1. “Haurireis águas com gáudio das fontes do Salvador” (Is 12,3). Essas palavras, com que o profeta Isaías prefigurava os múltiplos e abundantes bens que os tempos cristãos haveriam de trazer, acodem-nos espontaneamente ao espírito ao completar-se a primeira centúria desde que o nosso predecessor de imperecível memória Pio IX, correspondendo aos desejos do orbe católico, ordenou que se celebrasse na Igreja universal a festa do Sacratíssimo Coração de Jesus.
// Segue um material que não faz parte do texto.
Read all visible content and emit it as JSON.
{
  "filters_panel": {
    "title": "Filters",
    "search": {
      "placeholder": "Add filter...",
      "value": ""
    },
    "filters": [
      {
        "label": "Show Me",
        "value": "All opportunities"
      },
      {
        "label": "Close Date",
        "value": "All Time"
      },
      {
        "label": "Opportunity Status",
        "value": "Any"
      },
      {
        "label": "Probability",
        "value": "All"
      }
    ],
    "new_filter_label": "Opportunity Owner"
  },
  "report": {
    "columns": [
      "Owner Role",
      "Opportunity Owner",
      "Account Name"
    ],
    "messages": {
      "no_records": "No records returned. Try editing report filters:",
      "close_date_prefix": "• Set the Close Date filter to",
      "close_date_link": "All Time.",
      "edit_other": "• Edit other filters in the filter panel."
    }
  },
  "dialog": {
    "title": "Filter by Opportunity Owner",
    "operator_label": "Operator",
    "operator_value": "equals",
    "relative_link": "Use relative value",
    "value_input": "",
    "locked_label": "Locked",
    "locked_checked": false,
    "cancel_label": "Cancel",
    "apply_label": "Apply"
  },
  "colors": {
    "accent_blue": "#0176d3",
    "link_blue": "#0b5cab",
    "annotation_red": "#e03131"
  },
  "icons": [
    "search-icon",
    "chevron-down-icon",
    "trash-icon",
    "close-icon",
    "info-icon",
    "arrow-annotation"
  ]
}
2. Inumeráveis são as riquezas celestiais que nas almas dos fiéis infunde o culto tributado ao Sagrado Coração, purificando-os, enchendo-os de consolações sobrenaturais, e excitando-os a alcançar toda sorte de virtudes. Portanto, tendo presentes as palavras do apóstolo são Tiago. “Toda dádiva preciosa e todo dom perfeito vem do alto e desce do Pai das luzes” (Tg 1,17), neste culto, que cada vez mais se incende e se estende por toda parte, com toda razão, podemos considerar o inapreciável dom que o Verbo encarnado e salvador nosso, como único mediador da graça e da verdade entre o Pai celestial e o gênero humano, concedeu à sua mística esposa nestes últimos séculos, em que ela teve de suportar tantos trabalhos e dificuldades. Assim, pois, gozando deste inestimável dom, pode a Igreja manifestar mais amplamente o seu amor ao divino Fundador, e cumprir mais fielmente a exortação que o evangelista São João põe na boca do próprio Jesus Cristo: “No último dia da festa, que é o mais solene, Jesus pôs-se em pé, e em voz alta dizia: Se alguém tem sede, venha a mim, e beba quem crê em mim. Do seu seio, como diz a Escritura, manarão rios de água viva. Isto o disse pelo Espírito que haveriam de receber os que nele cressem” (Jo 7,37-39). Ora, aos que escutavam essas palavras de Jesus, pelas quais ele prometia que do seu seio haveria de manar uma fonte “de água viva”, certamente não lhes era difícil relacioná-las com os vaticínios com que Isaías, Ezequiel e Zacarias profetizavam o reino do Messias, e com a simbólica pedra que, golpeada por Moisés, de maneira milagrosa haveria de jorrar água (cf. Is 12,3; Ez 47,1-12; Zc 13,1; Ex 17,1-7; Nm 20,7-13;1Cor 10,4; Ap 7,17; 22,1).